Adaptive test for large covariance matrices with missing observations

TL;DR

This paper develops adaptive testing procedures for high-dimensional covariance matrices with missing data, establishing minimax rates and showing how missingness affects test performance.

Contribution

It introduces asymptotically minimax tests for covariance matrices with missing observations, including adaptive methods that do not require prior knowledge of smoothness parameter.

Findings

Derived minimax separation rates for general and Toeplitz covariance matrices.

Proposed adaptive tests with near-optimal rates, accounting for missing data.

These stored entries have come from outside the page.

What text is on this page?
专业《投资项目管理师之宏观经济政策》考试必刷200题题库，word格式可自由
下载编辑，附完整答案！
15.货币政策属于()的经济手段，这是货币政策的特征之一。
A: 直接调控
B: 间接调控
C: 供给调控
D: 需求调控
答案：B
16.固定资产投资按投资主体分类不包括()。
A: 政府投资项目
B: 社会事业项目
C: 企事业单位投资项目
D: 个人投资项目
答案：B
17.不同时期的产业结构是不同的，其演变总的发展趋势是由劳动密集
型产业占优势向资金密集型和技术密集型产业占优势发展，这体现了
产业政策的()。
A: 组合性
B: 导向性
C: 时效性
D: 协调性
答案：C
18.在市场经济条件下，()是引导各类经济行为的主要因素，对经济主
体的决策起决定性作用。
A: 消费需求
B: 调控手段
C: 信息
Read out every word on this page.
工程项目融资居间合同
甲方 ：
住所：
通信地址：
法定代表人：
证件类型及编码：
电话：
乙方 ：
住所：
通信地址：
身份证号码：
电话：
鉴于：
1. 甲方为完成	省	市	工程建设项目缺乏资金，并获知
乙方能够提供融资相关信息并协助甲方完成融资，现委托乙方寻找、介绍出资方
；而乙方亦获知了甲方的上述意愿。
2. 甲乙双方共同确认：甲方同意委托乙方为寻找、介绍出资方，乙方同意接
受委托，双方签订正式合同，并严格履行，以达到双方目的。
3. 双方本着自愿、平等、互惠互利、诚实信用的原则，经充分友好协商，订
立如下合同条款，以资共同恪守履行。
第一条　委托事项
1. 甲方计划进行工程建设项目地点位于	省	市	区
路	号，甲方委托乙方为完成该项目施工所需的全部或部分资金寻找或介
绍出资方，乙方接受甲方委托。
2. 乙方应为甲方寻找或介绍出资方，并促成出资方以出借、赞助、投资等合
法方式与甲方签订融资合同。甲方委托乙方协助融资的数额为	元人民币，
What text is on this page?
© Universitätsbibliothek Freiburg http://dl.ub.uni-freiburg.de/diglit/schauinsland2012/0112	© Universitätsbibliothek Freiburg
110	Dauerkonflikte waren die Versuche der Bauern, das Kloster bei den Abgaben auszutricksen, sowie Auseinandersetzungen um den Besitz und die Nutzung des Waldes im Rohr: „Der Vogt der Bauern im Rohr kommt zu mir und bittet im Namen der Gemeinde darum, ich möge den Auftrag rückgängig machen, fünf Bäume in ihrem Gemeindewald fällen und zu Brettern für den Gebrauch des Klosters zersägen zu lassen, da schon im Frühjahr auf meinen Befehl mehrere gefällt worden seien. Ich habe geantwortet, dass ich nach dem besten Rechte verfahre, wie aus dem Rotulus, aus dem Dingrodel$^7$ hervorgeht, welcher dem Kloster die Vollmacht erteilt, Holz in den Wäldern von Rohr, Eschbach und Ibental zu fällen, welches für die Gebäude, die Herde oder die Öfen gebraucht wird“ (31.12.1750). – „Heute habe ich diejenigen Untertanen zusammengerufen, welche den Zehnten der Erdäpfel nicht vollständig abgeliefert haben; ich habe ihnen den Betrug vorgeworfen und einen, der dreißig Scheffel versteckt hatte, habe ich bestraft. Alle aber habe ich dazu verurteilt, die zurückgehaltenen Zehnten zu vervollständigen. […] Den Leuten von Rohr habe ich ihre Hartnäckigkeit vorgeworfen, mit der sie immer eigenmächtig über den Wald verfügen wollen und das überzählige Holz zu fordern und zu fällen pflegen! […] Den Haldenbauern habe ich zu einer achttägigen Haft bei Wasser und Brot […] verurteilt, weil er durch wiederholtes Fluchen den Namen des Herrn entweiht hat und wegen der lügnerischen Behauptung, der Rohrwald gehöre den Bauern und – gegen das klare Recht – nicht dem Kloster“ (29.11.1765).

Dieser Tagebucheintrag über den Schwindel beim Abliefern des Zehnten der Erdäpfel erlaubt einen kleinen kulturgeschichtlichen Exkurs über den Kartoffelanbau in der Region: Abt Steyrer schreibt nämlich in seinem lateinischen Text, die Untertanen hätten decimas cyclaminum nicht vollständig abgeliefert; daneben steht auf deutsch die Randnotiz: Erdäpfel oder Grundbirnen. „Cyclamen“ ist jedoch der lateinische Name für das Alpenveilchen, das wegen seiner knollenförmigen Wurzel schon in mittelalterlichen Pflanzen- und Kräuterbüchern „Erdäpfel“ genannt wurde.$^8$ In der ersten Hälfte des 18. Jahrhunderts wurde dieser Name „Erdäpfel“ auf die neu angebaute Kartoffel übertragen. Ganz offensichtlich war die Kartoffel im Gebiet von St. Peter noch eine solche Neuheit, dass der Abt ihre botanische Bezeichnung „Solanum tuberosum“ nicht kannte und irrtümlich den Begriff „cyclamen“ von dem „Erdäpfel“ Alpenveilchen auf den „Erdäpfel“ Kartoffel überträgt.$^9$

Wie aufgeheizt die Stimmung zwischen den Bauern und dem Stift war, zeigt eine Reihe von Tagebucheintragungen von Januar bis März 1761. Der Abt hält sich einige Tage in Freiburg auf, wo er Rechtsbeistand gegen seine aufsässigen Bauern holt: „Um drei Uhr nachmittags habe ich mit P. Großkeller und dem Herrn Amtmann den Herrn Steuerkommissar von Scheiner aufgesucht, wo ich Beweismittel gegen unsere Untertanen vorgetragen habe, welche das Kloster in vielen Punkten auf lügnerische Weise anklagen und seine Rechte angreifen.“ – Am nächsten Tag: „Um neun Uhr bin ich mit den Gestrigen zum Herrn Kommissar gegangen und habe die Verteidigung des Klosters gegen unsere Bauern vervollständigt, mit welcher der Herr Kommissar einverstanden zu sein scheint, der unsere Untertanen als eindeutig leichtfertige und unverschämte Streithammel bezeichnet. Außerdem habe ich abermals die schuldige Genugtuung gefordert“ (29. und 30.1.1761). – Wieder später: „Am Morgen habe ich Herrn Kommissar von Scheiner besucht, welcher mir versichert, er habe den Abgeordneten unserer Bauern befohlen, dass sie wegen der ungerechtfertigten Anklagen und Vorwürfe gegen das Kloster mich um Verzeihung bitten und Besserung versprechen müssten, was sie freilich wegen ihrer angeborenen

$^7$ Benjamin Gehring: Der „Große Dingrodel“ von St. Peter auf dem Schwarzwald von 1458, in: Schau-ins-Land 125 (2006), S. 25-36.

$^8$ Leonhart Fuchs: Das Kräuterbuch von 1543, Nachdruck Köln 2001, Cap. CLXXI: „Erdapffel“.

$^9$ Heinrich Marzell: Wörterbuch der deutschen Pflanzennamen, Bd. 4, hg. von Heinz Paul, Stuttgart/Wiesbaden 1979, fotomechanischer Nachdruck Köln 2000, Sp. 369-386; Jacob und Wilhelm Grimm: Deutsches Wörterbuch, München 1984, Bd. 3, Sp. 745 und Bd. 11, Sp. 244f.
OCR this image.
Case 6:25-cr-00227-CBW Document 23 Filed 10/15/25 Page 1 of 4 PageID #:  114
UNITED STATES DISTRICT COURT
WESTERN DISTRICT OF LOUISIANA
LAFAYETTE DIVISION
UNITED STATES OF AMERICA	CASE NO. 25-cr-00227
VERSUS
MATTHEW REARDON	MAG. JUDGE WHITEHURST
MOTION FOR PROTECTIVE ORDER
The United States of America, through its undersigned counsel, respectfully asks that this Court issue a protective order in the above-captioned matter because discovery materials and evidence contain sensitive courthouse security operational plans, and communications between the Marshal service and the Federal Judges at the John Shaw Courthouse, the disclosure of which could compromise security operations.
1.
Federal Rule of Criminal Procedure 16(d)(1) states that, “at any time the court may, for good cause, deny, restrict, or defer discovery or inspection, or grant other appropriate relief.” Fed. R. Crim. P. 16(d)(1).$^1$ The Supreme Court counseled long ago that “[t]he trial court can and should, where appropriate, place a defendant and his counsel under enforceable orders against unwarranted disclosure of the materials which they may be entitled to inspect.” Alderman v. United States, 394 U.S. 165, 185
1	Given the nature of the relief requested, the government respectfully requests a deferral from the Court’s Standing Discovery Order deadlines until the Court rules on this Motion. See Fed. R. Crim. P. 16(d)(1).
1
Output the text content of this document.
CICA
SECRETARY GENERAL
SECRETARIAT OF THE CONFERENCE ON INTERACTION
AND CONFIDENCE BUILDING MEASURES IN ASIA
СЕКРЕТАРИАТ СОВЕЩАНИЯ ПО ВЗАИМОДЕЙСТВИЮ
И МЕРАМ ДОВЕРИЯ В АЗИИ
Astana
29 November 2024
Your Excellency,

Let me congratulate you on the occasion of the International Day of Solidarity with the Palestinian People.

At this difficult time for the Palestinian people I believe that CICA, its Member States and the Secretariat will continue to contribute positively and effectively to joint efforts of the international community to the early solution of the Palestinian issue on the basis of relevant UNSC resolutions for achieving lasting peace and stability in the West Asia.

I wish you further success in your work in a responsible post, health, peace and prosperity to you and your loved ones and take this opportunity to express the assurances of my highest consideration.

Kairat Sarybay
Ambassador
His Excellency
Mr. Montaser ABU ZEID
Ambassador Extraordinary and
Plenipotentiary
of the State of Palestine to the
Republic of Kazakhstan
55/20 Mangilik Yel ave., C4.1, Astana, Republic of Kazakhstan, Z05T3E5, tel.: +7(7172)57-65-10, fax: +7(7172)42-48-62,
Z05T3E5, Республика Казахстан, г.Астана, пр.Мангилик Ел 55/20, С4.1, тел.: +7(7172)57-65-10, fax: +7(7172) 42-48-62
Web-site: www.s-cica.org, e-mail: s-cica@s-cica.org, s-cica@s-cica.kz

Quantified the impact of missingness parameter on testing rates.

Abstract

We observe $n$ independent $p-$dimensional Gaussian vectors with missing coordinates, that is each value (which is assumed standardized) is observed with probability $a>0$. We investigate the problem of minimax nonparametric testing that the high-dimensional covariance matrix $\Sigma$ of the underlying Gaussian distribution is the identity matrix, using these partially observed vectors. Here, $n$ and $p$ tend to infinity and $a>0$ tends to 0, asymptotically. We assume that $\Sigma$ belongs to a Sobolev-type ellipsoid with parameter $\alpha >0$. When $\alpha$ is known, we give asymptotically minimax consistent test procedure and find the minimax separation rates $\tilde \varphi_{n,p}= (a^2n \sqrt{p})^{- \frac{2 \alpha}{4 \alpha +1}}$, under some additional constraints on $n,\, p$ and $a$. We show that, in the particular case of Toeplitz covariance matrices,the minimax separation rates are faster, $\tilde \phi_{n,p}= (a^2n p)^{- \frac{2 \alpha}{4 \alpha +1}}$. We note how the "missingness" parameter $a$ deteriorates the rates with respect to the case of fully observed vectors ($a=1$). We also propose adaptive test procedures, that is free of the parameter $\alpha$ in some interval, and show that the loss of rate is $(\ln \ln (a^2 n\sqrt{p}))^{\alpha/(4 \alpha +1)}$ and $(\ln \ln (a^2 n p))^{\alpha/(4 \alpha +1)}$ for Toeplitz covariance matrices, respectively.